Sorry, but how much mail he gets does not affect one bit which behaviour
is better, it only helps understand why the lesser behaviour could be
chosen by reasonable people anyway. (Regardless of which behaviour is
the lesser one.) And I don't harass anyone about -- it's been a very
long time since I even mentioned any problems like this, and if nothing
is done after this thread dies, I'll likely be quiet about it for a long
time again -- so please don't act like I do.

> And you should really know by now that being documented as "NOT FOR
> GENERAL USE" will still not stop more than enough users to waste his
> time in telling them not to disable SSP with vanilla if they don't know
> what they are doing.

I guess that's a fair point.

> > Gentoo's gcc with the vanilla flag isn't the official GCC. Most patches
> > don't get appplied, but some do. Plus, gcc[vanilla] isn't a supported
> > compiler in Gentoo.
> 
> For the fact that we do not support vanilla gcc - I assume this is a gcc
> built by yourself -

Actually, I meant gcc built with the vanilla flag here, as opposed to
pure official GCC, which I already stated is unsupported earlier.

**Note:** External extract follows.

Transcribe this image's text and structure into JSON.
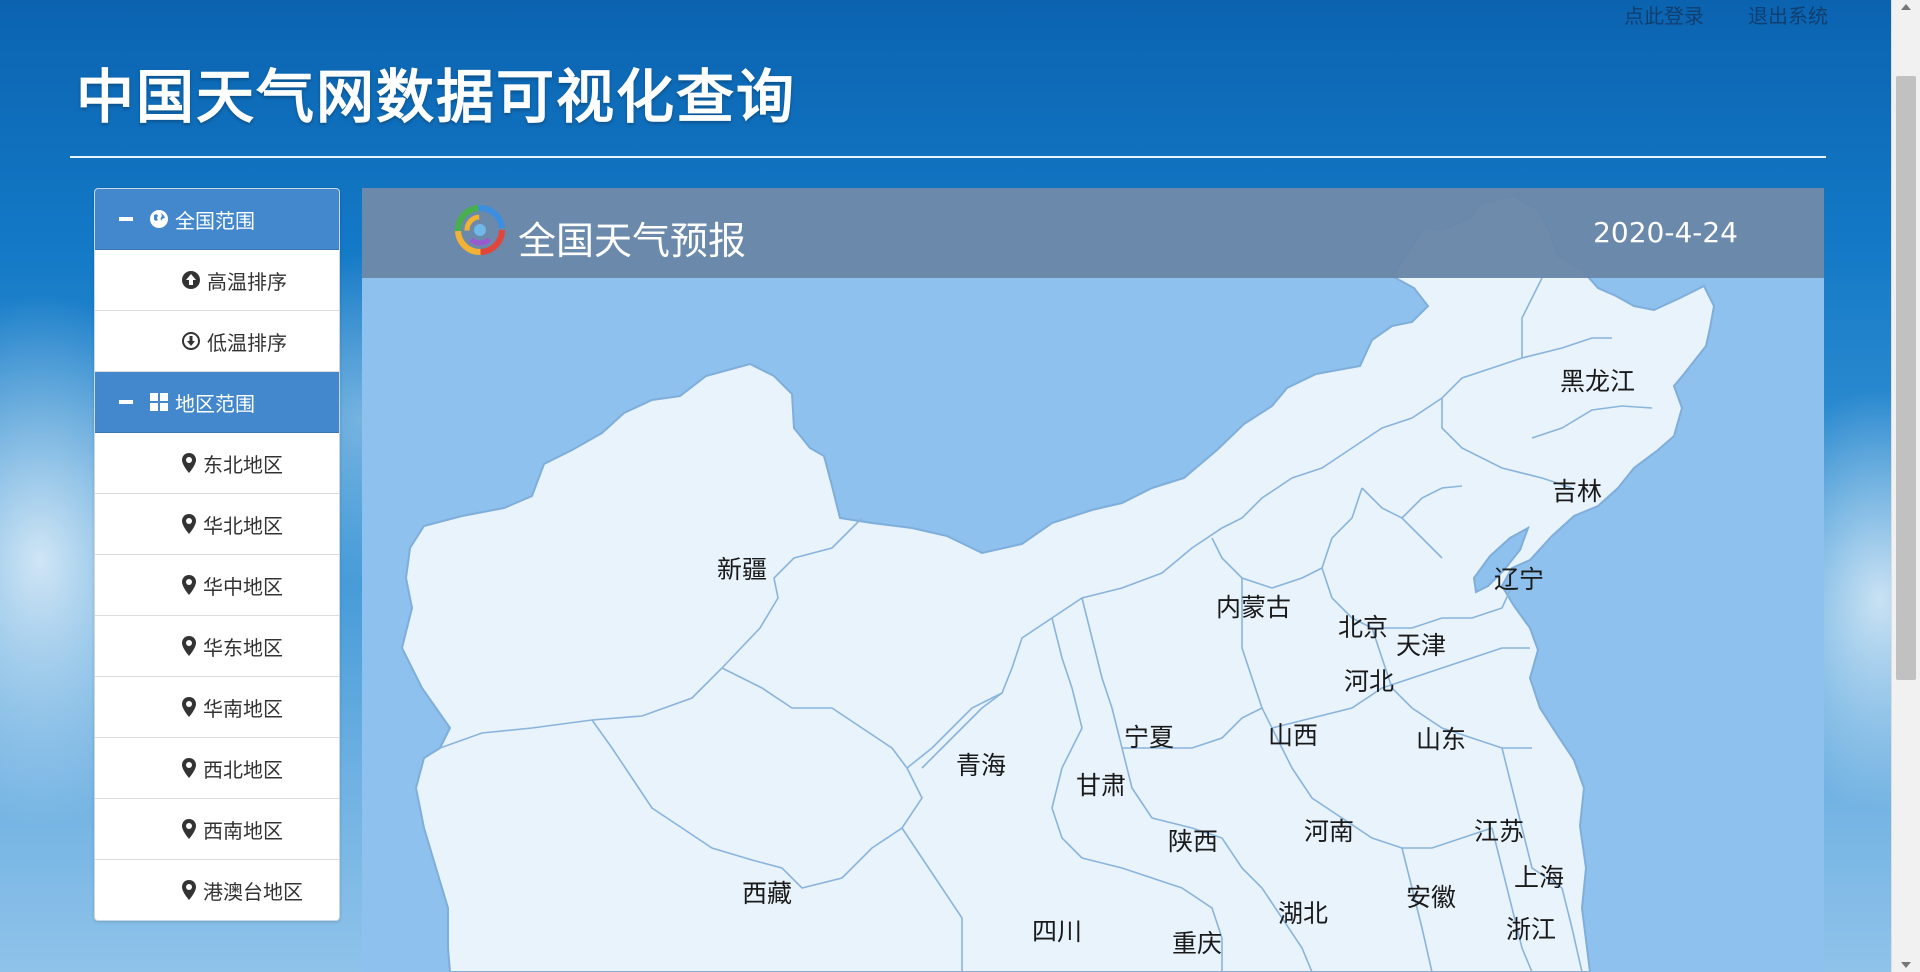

>                     this truly is really unfair of you to expect it.
> The 'contract' we usually have with upstream, is that if we apply
> patches to their software, we will be the first tier in the support
> chain.  Now you want to run gcc which was not modified by us to fix the
> known hangups in how we do things - or save us time for that matter, and
> you still want us to support it - or at least make life easier for us by
> not leaving gaping holes that cost us maintenance time?

Differences between official GCC and Gentoo's GCC are 1) fixed bugs, and
2) added features. (Assuming no patches are broken.) I think it's
reasonable to not rely on the existence of those added features. You
seem to think I think it's reasonable to not rely on bugs being
fixed. No problem there, I don't.

Besides, I said it's unfortunate that vanilla GCC (either one) is
unsupported, not that it must be. My other problem, that vanilla
GCC is different from Gentoo's GCC with the vanilla flag (plus maybe
nossp/nopie/...), can be handled without requiring support for it from
anyone.

> Am I the only one feeling that this is really selfish/absurd thinking
> since you have such an hackle in what we do, to not research, debug, and
> file thus your own bugs with http://gcc.gnu.org/bugzilla/ ?

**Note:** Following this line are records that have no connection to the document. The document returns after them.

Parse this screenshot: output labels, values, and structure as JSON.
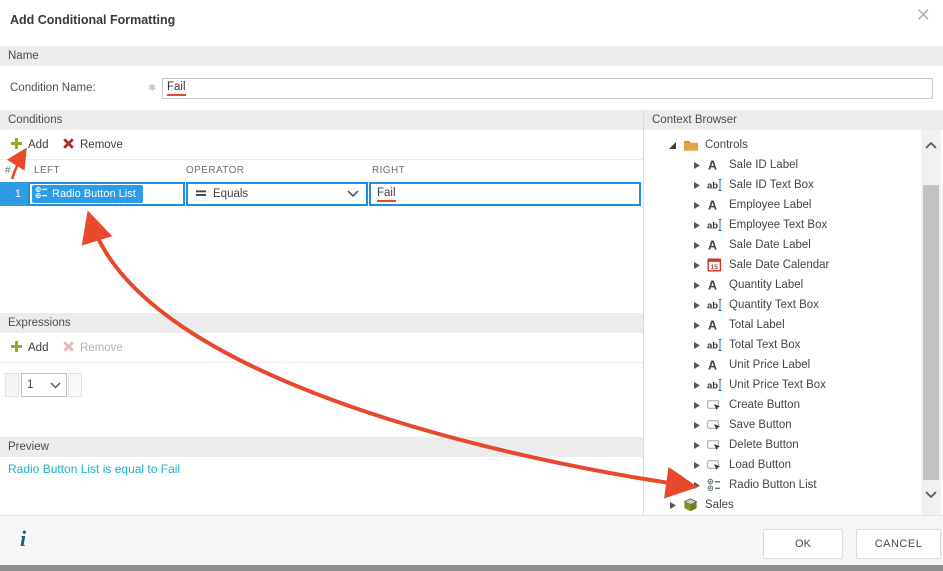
{
  "dialog": {
    "title": "Add Conditional Formatting"
  },
  "colors": {
    "accent_blue": "#2e9ce4",
    "selection_border_blue": "#1d8ee2",
    "annotation_red": "#e8492c",
    "preview_teal": "#20aec9",
    "add_icon_olive": "#a0a522",
    "remove_icon_red": "#b02a2a"
  },
  "name_section": {
    "header": "Name",
    "label": "Condition Name:",
    "required_marker": "✱",
    "value": "Fail"
  },
  "conditions": {
    "header": "Conditions",
    "toolbar": {
      "add": "Add",
      "remove": "Remove"
    },
    "columns": {
      "num": "#",
      "left": "LEFT",
      "operator": "OPERATOR",
      "right": "RIGHT"
    },
    "row": {
      "num": "1",
      "left_chip": "Radio Button List",
      "operator": "Equals",
      "right_value": "Fail"
    }
  },
  "expressions": {
    "header": "Expressions",
    "toolbar": {
      "add": "Add",
      "remove": "Remove"
    },
    "index_value": "1"
  },
  "preview": {
    "header": "Preview",
    "text": "Radio Button List is equal to Fail"
  },
  "context_browser": {
    "header": "Context Browser",
    "items": [
      {
        "label": "Controls",
        "icon": "folder-icon",
        "level": 0,
        "expanded": true
      },
      {
        "label": "Sale ID Label",
        "icon": "label-icon",
        "level": 1,
        "expanded": false
      },
      {
        "label": "Sale ID Text Box",
        "icon": "textbox-icon",
        "level": 1,
        "expanded": false
      },
      {
        "label": "Employee Label",
        "icon": "label-icon",
        "level": 1,
        "expanded": false
      },
      {
        "label": "Employee Text Box",
        "icon": "textbox-icon",
        "level": 1,
        "expanded": false
      },
      {
        "label": "Sale Date Label",
        "icon": "label-icon",
        "level": 1,
        "expanded": false
      },
      {
        "label": "Sale Date Calendar",
        "icon": "calendar-icon",
        "level": 1,
        "expanded": false
      },
      {
        "label": "Quantity Label",
        "icon": "label-icon",
        "level": 1,
        "expanded": false
      },
      {
        "label": "Quantity Text Box",
        "icon": "textbox-icon",
        "level": 1,
        "expanded": false
      },
      {
        "label": "Total Label",
        "icon": "label-icon",
        "level": 1,
        "expanded": false
      },
      {
        "label": "Total Text Box",
        "icon": "textbox-icon",
        "level": 1,
        "expanded": false
      },
      {
        "label": "Unit Price Label",
        "icon": "label-icon",
        "level": 1,
        "expanded": false
      },
      {
        "label": "Unit Price Text Box",
        "icon": "textbox-icon",
        "level": 1,
        "expanded": false
      },
      {
        "label": "Create Button",
        "icon": "button-icon",
        "level": 1,
        "expanded": false
      },
      {
        "label": "Save Button",
        "icon": "button-icon",
        "level": 1,
        "expanded": false
      },
      {
        "label": "Delete Button",
        "icon": "button-icon",
        "level": 1,
        "expanded": false
      },
      {
        "label": "Load Button",
        "icon": "button-icon",
        "level": 1,
        "expanded": false
      },
      {
        "label": "Radio Button List",
        "icon": "radio-button-list-icon",
        "level": 1,
        "expanded": false
      },
      {
        "label": "Sales",
        "icon": "smartobject-cube-icon",
        "level": 0,
        "expanded": false
      }
    ]
  },
  "footer": {
    "info_icon": "i",
    "ok": "OK",
    "cancel": "CANCEL"
  }
}
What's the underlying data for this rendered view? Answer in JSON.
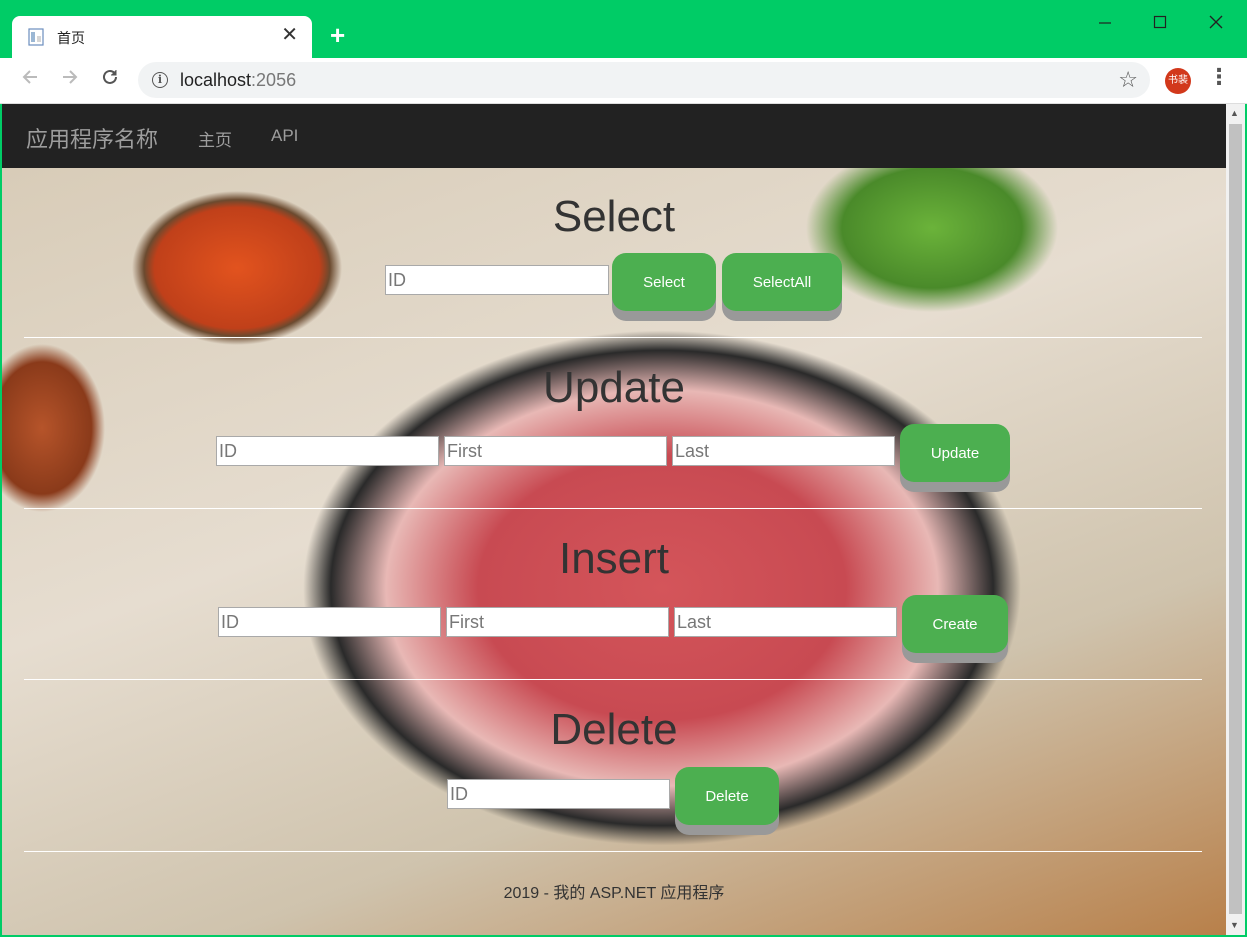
{
  "browser": {
    "tab_title": "首页",
    "tab_close": "✕",
    "new_tab": "+",
    "url_host": "localhost",
    "url_port": ":2056",
    "profile": "书裴"
  },
  "nav": {
    "brand": "应用程序名称",
    "links": [
      "主页",
      "API"
    ]
  },
  "select": {
    "title": "Select",
    "id_placeholder": "ID",
    "select_label": "Select",
    "selectall_label": "SelectAll"
  },
  "update": {
    "title": "Update",
    "id_placeholder": "ID",
    "first_placeholder": "First",
    "last_placeholder": "Last",
    "button_label": "Update"
  },
  "insert": {
    "title": "Insert",
    "id_placeholder": "ID",
    "first_placeholder": "First",
    "last_placeholder": "Last",
    "button_label": "Create"
  },
  "delete": {
    "title": "Delete",
    "id_placeholder": "ID",
    "button_label": "Delete"
  },
  "footer": "2019 - 我的 ASP.NET 应用程序",
  "colors": {
    "button": "#4caf50",
    "navbar": "#222222",
    "titlebar": "#00cc66"
  }
}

I actually do file bugs there when I run into them.

> The alternative to this that you seem to ignore, is that you can start
> helping maintaining gcc (I am sure Mike will appreciate help with
> Halcy0n gone as well, and me not having that much time currently).

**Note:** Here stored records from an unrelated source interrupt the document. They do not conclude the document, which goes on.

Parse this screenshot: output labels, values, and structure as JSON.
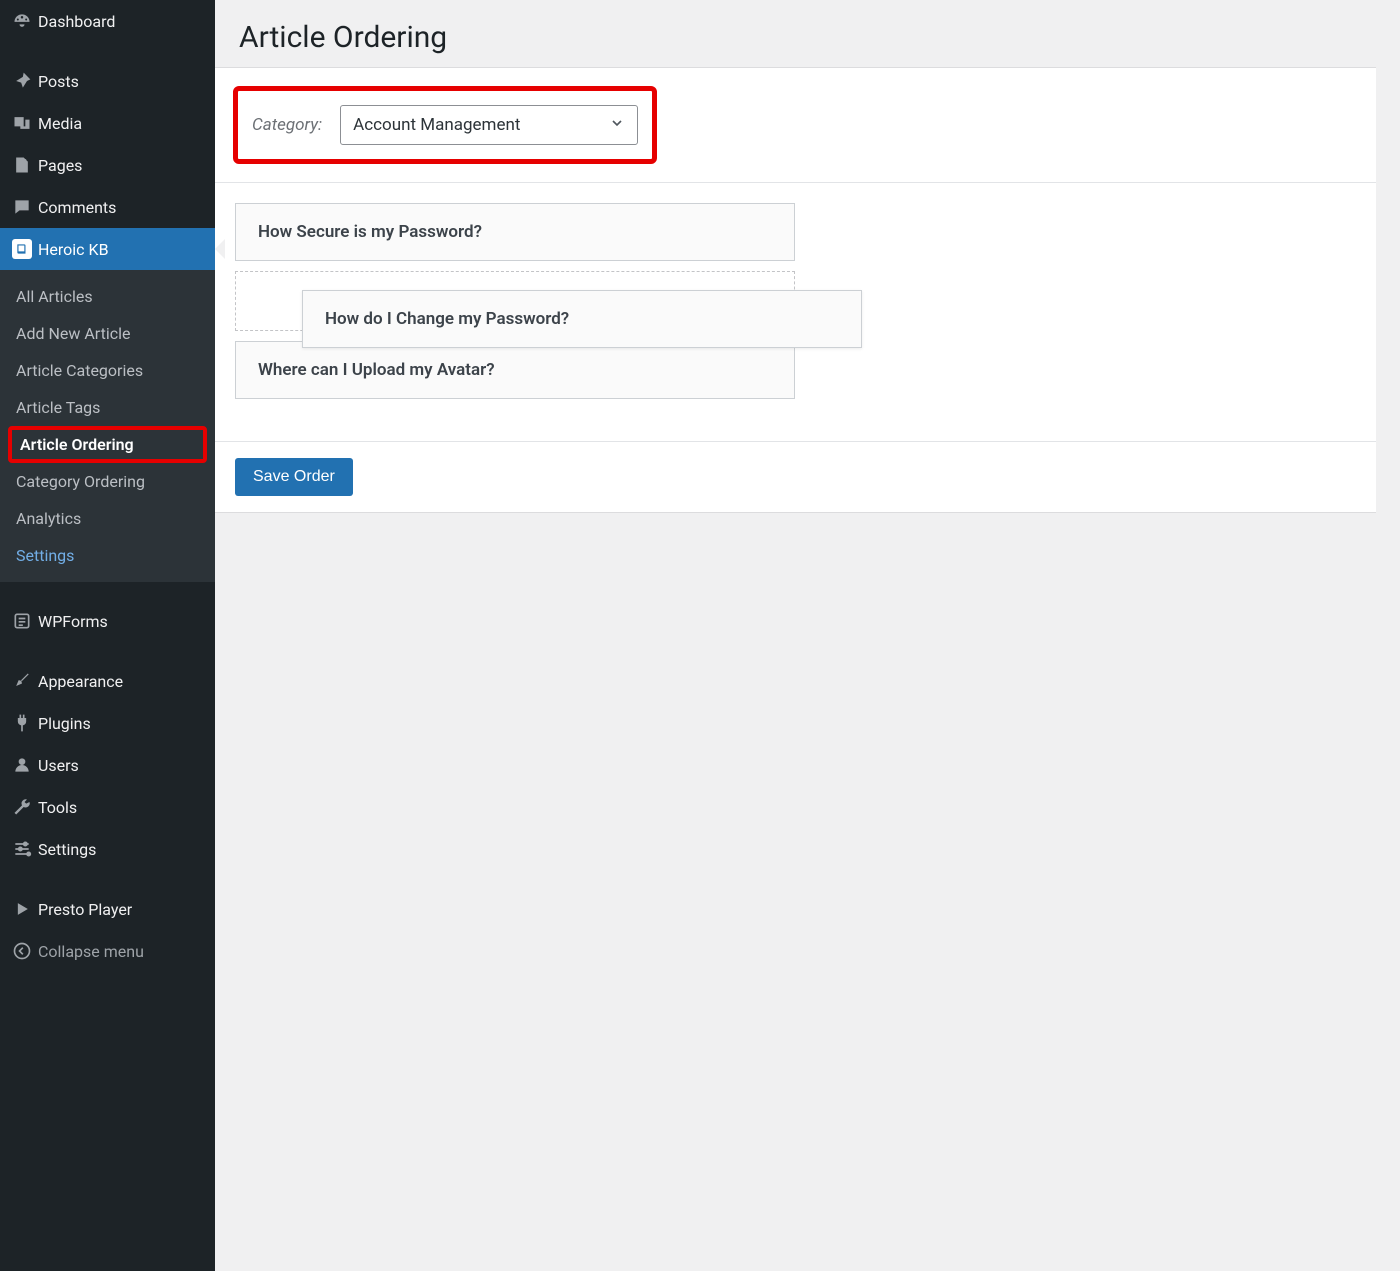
{
  "sidebar": {
    "dashboard": "Dashboard",
    "posts": "Posts",
    "media": "Media",
    "pages": "Pages",
    "comments": "Comments",
    "heroic": "Heroic KB",
    "submenu": {
      "all_articles": "All Articles",
      "add_new": "Add New Article",
      "categories": "Article Categories",
      "tags": "Article Tags",
      "ordering": "Article Ordering",
      "cat_ordering": "Category Ordering",
      "analytics": "Analytics",
      "settings": "Settings"
    },
    "wpforms": "WPForms",
    "appearance": "Appearance",
    "plugins": "Plugins",
    "users": "Users",
    "tools": "Tools",
    "admin_settings": "Settings",
    "presto": "Presto Player",
    "collapse": "Collapse menu"
  },
  "main": {
    "title": "Article Ordering",
    "category_label": "Category:",
    "category_selected": "Account Management",
    "articles": {
      "first": "How Secure is my Password?",
      "dragging": "How do I Change my Password?",
      "last": "Where can I Upload my Avatar?"
    },
    "save_label": "Save Order"
  }
}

Since I'm more interested in vanilla GCC, I think there's little to help
maintain from Gentoo's side (support in ebuilds, and possibly the build
process, that's it). If that's something you think help would be good
for anyway, though, sure, if I can.

>                                                                    And
> of course promising so long as the stubs do not get applied with nossp,
> that you will handle all breakage in that area.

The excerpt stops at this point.